The similarities between the two are beyond the numbers and also their style of pitching. I think Chipper put it the best:
He’s the closest thing I’ve seen to Maddux for the simple fact that he has a devastating changeup. Maddux would kill you with command of his fastball and cutter early in the count and then put you away with his changeup. Medlen is able to make the ball start off the plate and come back on the corner. The one difference is that Maddux could make the ball go both ways on both sides of the plate. Medlen doesn’t have the cutter, but he has a better breaking ball than Maddux did. The approach to getting people out is the same.
Santa loves watching Kris Medlen, and who doesn’t? It’s the same reasons that Santa loved watching Maddux:
- Their deliveries are both very simple and smooth
- They field their position amazingly well
- They pitch fast and aggressively attack the strike zone
- They make hitters look stupid with the unusual frequency of hitters taking a called strike three
(This is so fun to watch. Eight of the thirteen strikeouts came with the hitter taking third strike, and that came against the Natspos. Santa HATES the Natspos. That’s why he gave them a big lump of coal named Jayson Werth.)
With that in mind, what should we be expecting from Medlen in 2013? There is a Bill James projection on FanGraphs, and Santa thinks it sounds pretty reasonable: 14-7, 190 IP, 2.94 ERA, 2.80 FIP, 8.2 K/9, and 1.7 BB/9. Boys and girls, even accounting for regression from his off-the-charts performance last year, Santa gave you a top of the rotation starter.
The development in 2012 of Medlen, along with Brandon Beachy and Mike Minor, allowed the Braves to ship out Tommy Hanson and jettison Jair Jurrjens, instead of hoping for an unlikely rebound season.
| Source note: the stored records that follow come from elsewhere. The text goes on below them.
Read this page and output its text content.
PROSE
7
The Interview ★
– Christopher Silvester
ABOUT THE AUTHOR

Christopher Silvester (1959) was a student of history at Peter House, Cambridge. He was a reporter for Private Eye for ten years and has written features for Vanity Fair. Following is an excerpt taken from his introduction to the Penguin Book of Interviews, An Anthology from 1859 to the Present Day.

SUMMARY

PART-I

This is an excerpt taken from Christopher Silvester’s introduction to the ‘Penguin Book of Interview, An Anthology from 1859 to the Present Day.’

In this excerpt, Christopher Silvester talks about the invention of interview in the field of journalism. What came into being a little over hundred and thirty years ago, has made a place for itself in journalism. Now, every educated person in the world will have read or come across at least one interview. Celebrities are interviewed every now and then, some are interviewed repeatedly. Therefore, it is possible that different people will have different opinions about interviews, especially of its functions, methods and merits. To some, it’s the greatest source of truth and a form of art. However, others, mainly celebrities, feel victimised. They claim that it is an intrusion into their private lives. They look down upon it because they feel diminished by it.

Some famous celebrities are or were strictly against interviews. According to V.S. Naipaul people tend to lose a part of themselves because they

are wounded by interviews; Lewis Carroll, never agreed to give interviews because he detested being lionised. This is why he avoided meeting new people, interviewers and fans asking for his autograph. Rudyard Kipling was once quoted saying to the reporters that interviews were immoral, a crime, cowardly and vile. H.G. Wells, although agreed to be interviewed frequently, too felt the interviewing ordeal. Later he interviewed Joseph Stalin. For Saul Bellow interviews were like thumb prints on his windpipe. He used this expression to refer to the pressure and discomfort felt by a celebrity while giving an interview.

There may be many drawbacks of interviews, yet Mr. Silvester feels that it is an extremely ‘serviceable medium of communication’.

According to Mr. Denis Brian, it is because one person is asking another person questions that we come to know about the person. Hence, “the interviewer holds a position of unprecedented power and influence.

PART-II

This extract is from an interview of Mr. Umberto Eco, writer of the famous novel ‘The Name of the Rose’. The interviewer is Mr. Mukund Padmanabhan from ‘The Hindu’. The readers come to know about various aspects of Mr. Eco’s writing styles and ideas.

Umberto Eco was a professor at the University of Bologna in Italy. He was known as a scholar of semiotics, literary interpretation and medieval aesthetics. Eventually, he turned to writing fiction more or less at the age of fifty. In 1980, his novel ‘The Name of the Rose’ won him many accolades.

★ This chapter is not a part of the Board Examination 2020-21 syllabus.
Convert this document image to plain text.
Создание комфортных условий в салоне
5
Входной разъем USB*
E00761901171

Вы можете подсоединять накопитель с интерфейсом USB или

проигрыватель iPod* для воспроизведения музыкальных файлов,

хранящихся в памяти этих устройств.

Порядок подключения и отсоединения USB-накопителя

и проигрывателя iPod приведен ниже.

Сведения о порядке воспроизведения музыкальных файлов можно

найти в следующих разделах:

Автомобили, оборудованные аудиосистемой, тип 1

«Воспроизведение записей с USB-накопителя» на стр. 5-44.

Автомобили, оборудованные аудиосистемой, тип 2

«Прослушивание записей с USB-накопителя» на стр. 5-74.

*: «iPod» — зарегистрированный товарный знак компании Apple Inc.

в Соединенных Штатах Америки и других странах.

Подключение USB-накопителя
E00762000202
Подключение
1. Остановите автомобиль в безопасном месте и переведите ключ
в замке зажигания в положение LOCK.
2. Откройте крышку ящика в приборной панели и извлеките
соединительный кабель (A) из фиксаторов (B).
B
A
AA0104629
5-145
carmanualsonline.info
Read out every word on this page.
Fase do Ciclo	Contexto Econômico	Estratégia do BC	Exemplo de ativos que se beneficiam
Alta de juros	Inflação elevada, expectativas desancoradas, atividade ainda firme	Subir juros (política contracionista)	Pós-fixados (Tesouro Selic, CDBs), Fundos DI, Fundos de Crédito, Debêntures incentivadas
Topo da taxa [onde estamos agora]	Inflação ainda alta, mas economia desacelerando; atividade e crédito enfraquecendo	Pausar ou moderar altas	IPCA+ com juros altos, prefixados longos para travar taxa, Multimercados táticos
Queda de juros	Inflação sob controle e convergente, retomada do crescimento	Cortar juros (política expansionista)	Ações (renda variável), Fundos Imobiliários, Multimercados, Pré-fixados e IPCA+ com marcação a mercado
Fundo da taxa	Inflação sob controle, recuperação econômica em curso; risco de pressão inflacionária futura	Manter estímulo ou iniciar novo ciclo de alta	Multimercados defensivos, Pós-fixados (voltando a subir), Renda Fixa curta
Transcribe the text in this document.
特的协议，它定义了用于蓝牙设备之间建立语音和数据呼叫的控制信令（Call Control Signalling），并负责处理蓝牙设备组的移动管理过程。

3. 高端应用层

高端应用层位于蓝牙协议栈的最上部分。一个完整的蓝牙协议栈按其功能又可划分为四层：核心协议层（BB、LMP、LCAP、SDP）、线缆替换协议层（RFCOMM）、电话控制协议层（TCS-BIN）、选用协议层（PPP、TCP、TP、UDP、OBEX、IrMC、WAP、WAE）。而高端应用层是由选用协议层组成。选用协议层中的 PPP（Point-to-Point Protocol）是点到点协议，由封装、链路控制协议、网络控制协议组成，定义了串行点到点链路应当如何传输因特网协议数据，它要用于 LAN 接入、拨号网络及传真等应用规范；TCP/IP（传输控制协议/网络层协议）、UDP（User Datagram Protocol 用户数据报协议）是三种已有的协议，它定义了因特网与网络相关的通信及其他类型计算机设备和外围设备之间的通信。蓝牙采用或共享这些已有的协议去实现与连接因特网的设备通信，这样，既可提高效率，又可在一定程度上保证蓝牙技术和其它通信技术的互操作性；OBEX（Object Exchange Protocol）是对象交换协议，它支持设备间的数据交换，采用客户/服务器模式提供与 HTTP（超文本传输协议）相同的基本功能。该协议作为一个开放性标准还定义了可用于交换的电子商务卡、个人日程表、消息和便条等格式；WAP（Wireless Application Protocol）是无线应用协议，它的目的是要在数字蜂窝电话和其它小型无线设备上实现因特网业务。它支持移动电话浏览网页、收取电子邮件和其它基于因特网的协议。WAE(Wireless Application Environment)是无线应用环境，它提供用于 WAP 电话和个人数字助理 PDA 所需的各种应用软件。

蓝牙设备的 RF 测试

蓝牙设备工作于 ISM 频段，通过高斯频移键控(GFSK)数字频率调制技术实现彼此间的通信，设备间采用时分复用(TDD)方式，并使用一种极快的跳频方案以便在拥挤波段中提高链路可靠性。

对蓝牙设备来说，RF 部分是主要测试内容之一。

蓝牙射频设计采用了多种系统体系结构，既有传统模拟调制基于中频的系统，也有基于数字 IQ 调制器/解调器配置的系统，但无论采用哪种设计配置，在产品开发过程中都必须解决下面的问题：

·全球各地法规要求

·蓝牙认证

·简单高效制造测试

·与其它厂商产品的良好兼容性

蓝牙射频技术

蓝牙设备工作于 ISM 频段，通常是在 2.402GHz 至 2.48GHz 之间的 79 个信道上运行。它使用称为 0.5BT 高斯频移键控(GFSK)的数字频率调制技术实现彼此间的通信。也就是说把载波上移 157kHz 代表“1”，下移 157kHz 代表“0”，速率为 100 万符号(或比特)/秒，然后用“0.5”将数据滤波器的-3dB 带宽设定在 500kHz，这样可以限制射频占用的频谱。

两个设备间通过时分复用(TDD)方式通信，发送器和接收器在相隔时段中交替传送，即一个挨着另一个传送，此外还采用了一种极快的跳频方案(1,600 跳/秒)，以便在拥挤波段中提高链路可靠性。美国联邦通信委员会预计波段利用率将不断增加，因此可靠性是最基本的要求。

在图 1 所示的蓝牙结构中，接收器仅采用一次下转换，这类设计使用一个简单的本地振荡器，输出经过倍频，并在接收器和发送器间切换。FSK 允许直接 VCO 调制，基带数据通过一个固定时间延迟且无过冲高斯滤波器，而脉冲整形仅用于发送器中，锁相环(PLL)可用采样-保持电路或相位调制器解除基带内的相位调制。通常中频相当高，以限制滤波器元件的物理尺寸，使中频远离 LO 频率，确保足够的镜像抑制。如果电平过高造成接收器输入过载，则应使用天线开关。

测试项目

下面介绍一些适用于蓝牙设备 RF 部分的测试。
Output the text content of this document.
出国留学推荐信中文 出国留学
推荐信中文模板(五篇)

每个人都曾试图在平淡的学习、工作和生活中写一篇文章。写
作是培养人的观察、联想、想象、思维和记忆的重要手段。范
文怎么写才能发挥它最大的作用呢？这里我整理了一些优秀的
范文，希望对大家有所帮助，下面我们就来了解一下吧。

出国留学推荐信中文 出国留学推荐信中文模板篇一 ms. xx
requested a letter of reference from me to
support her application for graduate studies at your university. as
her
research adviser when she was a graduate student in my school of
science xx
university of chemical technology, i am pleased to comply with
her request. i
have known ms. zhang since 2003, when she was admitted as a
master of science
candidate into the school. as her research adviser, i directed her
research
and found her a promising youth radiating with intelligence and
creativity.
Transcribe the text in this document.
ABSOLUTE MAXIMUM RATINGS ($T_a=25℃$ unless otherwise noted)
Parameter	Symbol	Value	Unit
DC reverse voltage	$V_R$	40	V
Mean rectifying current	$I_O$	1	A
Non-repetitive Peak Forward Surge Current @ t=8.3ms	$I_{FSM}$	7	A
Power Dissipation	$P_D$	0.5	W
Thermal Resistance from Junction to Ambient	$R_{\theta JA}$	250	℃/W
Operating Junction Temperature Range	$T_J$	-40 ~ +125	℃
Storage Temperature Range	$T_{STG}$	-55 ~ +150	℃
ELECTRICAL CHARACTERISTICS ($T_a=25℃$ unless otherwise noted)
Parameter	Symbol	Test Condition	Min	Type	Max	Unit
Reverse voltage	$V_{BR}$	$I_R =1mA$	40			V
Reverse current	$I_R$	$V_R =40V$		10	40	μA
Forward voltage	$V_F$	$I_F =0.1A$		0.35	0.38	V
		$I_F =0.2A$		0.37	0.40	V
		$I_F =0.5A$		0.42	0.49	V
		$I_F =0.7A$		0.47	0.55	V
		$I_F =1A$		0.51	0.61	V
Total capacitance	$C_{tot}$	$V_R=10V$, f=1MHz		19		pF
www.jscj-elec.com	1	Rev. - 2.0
The development of the trio as well as our great bullpen allows the Braves to focus on offense during this offseason.
Top of rotation starters don’t exactly grow on trees. The Braves have been teased by a seemingly endless group of prospects that didn’t quite pan out for them, like Bruce Chen, Terrell Wade, Odalis Perez, Jason Marquis, Kyle Davies, Chuck James, Charlie Morton, Horacio Ramirez, and Jo-Jo Reyes, and they let go of some like Millwood, Schmidt, Wainwright, Harrison, and Feliz through trades. Santa hopes that Medlen, Beachy, and Minor will anchor the Braves’ starting rotation for many years to come.
Braves fans, you had your Christmas in July. But Santa wishes you a very Happy New Year! Ho ho ho!